The more the Right tries to push against this new universal conception of citizen and public, the more it will find itself bruised by the effort. Where the new republicanism draws its strength from a universality and a unity that might not be immediately apparent in individual struggles, the Right finds itself in greater disarray, confusion and conflict, the more it tries to go up against it. Witness the bitter battle that had broken out within News Corp between hardcore propagandists such as Andrew Bolt and those who know that it must have some commitment to news — such as John Lyons’ story on Abbott’s gung-ho Iraq re-invasion inquiries — if it is to remain any sort of organisation at all.

This is simply a local version of a far more brutal and wide-ranging struggle that has consumed the American Right for several years. It is observable in Sharri Markson’s expressed surprise when even the Sky News audience pushed back at her remarks on David Hicks: “torture away”.

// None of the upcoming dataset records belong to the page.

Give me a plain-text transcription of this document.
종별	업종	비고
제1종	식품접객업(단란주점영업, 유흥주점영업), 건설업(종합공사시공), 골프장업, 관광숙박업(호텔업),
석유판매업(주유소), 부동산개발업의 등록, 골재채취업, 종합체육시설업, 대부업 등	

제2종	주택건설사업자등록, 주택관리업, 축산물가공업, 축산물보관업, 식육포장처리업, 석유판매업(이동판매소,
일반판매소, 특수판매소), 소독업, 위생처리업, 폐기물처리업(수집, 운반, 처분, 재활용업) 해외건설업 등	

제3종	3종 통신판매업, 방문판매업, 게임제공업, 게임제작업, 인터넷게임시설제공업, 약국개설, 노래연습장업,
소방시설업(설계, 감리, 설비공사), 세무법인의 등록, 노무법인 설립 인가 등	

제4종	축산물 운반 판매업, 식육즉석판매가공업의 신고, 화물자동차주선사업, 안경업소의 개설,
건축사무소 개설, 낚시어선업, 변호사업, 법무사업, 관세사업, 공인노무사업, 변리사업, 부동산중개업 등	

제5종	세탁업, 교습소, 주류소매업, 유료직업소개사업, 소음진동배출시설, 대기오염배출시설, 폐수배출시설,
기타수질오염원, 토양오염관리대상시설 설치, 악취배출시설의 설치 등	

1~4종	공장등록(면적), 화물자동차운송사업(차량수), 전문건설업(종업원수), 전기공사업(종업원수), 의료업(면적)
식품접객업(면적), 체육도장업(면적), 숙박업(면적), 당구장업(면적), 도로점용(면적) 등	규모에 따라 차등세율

And she didn’t understand that there was always a degree of concern across the political spectrum about the treatment of Hicks, and his abandonment by our government. Now that the US government has vacated his conviction, that solidarity can be more clearly expressed and owned, and it becomes an expression of that republican impulse. It’s Hicks who re-emerges as the citizen, and Markson who comes across as the twisted, vengeful nutter she is. No wonder she’s surprised. Just as Gorgeous George Brandis was surprised to find himself being the one censured, and the role of the AHRC emerging as strengthened. The Right will take years to understand this. Labor better be quicker about it, for its own sake. For the natural representative party of this new republican spirit is the Greens, and if Labor can’t own an expanded idea of citizenship before it becomes the central tenet of social and political life, they will be roadkill on the way to the new republic.